Hourly Rolling EAF / Hourly Standby Fee
If Hourly Rolling EAF is more than or equal to 85% / Hourly Standby Price ($)
If Hourly Rolling EAF is less than 85% but more than 35% / Hourly Standby Price * [100%-(85%-Hourly Rolling EAF) * 2] ($)
If Hourly Rolling EAF is equal to or less than 35% / Zero

C.ERCOT shall pay Participant for each successful Instructed Start at the Start Price. “Instructed Start” is the start of the operation of the Synchronous Condenser Unit at ERCOT’s request.

D.Performance-Related Payment Adjustments.

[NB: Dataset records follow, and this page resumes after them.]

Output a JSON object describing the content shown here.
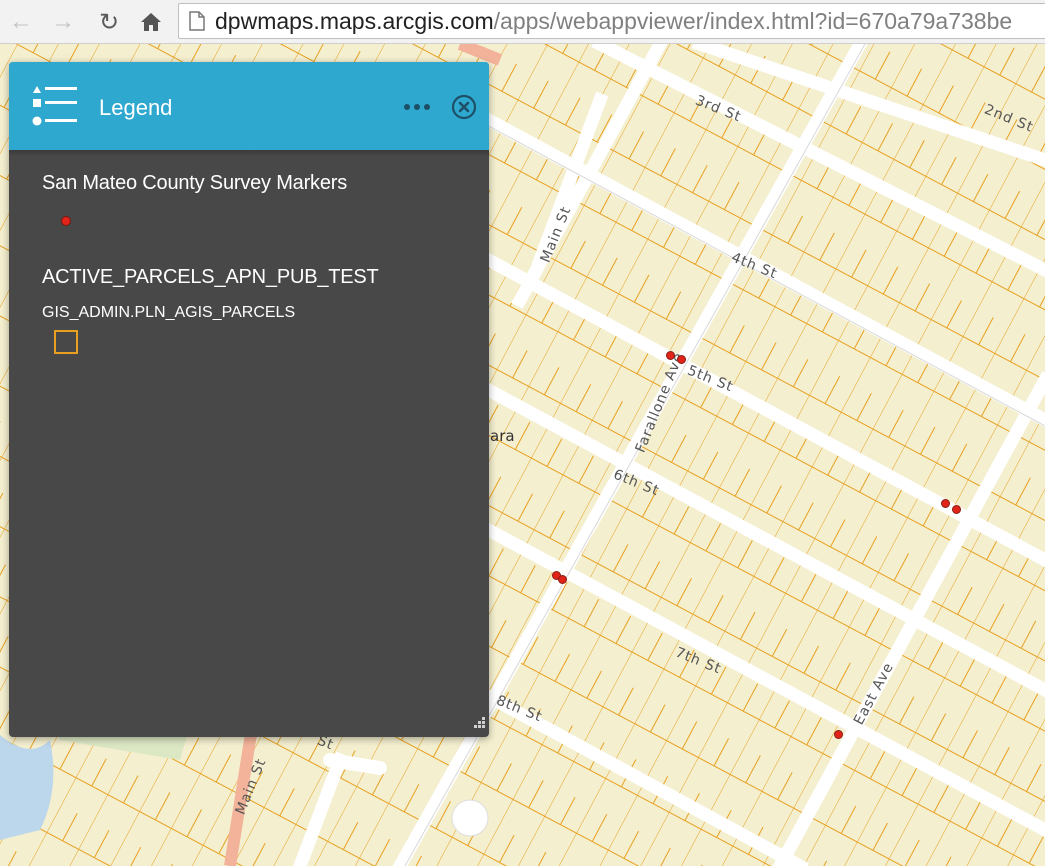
{
  "browser": {
    "url_host": "dpwmaps.maps.arcgis.com",
    "url_path": "/apps/webappviewer/index.html?id=670a79a738be",
    "icons": [
      "back-icon",
      "forward-icon",
      "reload-icon",
      "home-icon",
      "page-icon"
    ]
  },
  "legend": {
    "title": "Legend",
    "layers": [
      {
        "title": "San Mateo County Survey Markers",
        "symbol": "red-dot"
      },
      {
        "title": "ACTIVE_PARCELS_APN_PUB_TEST",
        "sublayer": "GIS_ADMIN.PLN_AGIS_PARCELS",
        "symbol": "orange-outline-square"
      }
    ]
  },
  "map": {
    "streets": [
      "3rd St",
      "2nd St",
      "4th St",
      "Main St",
      "Farallone Ave",
      "5th St",
      "6th St",
      "7th St",
      "8th St",
      "East Ave",
      "Main St",
      "St"
    ],
    "place_label": "ara"
  },
  "colors": {
    "header": "#2fa8d0",
    "panel": "#484848",
    "marker": "#e0241a",
    "parcel_line": "#e8a020",
    "land": "#f4efcf",
    "road": "#ffffff"
  }
}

(1)For a Synchronous Condenser Unit, a “Misconduct Event” means any hour or hours during which Participant is requested to, but does not, synchronize the Synchronous Condenser Unit to the ERCOT Transmission Grid during any hour in which the Synchronous Condenser Unit is shown Available in the Availability Plan.

(2)Each day that a Misconduct Event continues after Participant receives written notice from ERCOT of the Misconduct Event is a separate Misconduct Event. Misconduct Event is measured on a daily basis.

(3)Participant is excused from the Misconduct Event payment reduction arising from any Misconduct Event that is (a) not due to intentionally incomplete, inaccurate, or dishonest reporting to ERCOT by Participant of the availability of the Synchronous Condenser Unit, or (b) caused by a failure of the ERCOT Transmission Grid.

(4)If a Misconduct Event is not excused, then to reflect this lower-than-expected quality of firmness, ERCOT’s payments to Participant are reduced by the Unexcused Misconduct Amount.

(5)ERCOT shall inform Participant in writing of its determination if a Misconduct Event is unexcused.

(6)ERCOT may offset any amounts due by Participant to ERCOT under this Section against any amounts due by ERCOT to Participant under this Agreement.

Section 10. Default.

A.Event of Default.

(1)Failure by Participant to pay when due, (i) any payment or Financial Security obligation owed to ERCOT or its designee, if applicable, under any agreement with ERCOT (“Payment Breach”), or (ii) designate/maintain an association with a QSE (if required by the ERCOT Protocols) (“QSE Affiliation Breach”), shall constitute a material breach and event of default (“Default”) unless cured within one (1) Business Day after ERCOT delivers written notice of the breach to Participant. Provided further that if such a material breach, regardless of whether such breach is cured within the allotted time after notice of the material breach, occurs more than three (3) times within a rolling 12-month period, the fourth such breach shall constitute a Default by the breaching Party.

(2)A material breach other than a Payment Breach or a QSE Affiliation Breach includes any material failure by Participant to comply with the ERCOT Protocols. A material breach under this subsection shall constitute an event of Default by Participant unless cured within fourteen (14) Business Days after delivery by ERCOT of written notice of the material breach to Participant.